Ubezpieczenie na wypadek wojny nie będzie działać także w miejscach o podwyższonym ryzyku politycznym, jeżeli transport tylko przez nie przebiega, ale nie stanowią one jego punktu docelowego. Jednak niektórzy ubezpieczyciele dopuszczają ochronę na wypadek wojny także dla transportów tranzytowych przebiegających przez tereny o podwyższonym ryzyku politycznym, o ile środek transportu z ubezpieczonym ładunkiem nie zawija tam do portu ani nie ląduje w takim miejscu.

Transport tylko morski i lotniczy

Przy tym ochrona ubezpieczeniowa dla ryzyka wojny nigdy nie jest udzielana dla transportów lądowych - drogowych i kolejowych.

Jest to możliwe jedynie w przypadku międzynarodowych transportów morskich i lotniczych. Tym samym, niezależnie od obecnej sytuacji, szkody w transporcie lądowym powstałe na skutek wojny nie podlegają ubezpieczeniu cargo – podkreśla Dariusz Klinger.

To dlatego, że generalnie zniszczenie towaru wskutek działań wojennych jest bardziej prawdopodobne na lądzie niż na morzu czy w powietrzu. Ponadto klienci często decydują się na roczną polisę obrotową, a w takim wypadku ubezpieczyciel nie ma kontroli nad szczegółową trasą przewozu każdego z transportów realizowanych w ciągu roku.

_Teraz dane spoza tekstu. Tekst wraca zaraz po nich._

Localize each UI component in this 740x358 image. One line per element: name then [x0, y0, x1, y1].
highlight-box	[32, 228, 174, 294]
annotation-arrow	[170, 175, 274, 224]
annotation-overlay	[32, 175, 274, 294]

Wojna na lądzie jest ryzykiem, którego nie obejmują nawet instytutowe klauzule wojenne. Inaczej wygląda sprawa wojny na morzu. Instytutowe klauzule wojenne zapewniają w tym przypadku ochronę, ale jest ona ograniczona i limitowana – mówi Izabela Dębska.

Dodaje, że zwykle działa ona do czasu przebywania przedmiotu ubezpieczenia na pokładzie statku. Nie obejmuje więc załadunku i rozładunku towaru. Przeważnie polisa kupowana jest na rok. Jednak w każdej chwili ubezpieczyciel może anulować ryzyko wojny. Wtedy ochrona przestaje działać w ciągu siedmiu dni od momentu anulacji, ale wciąż obowiązuje dla transportów, które już się rozpoczęły.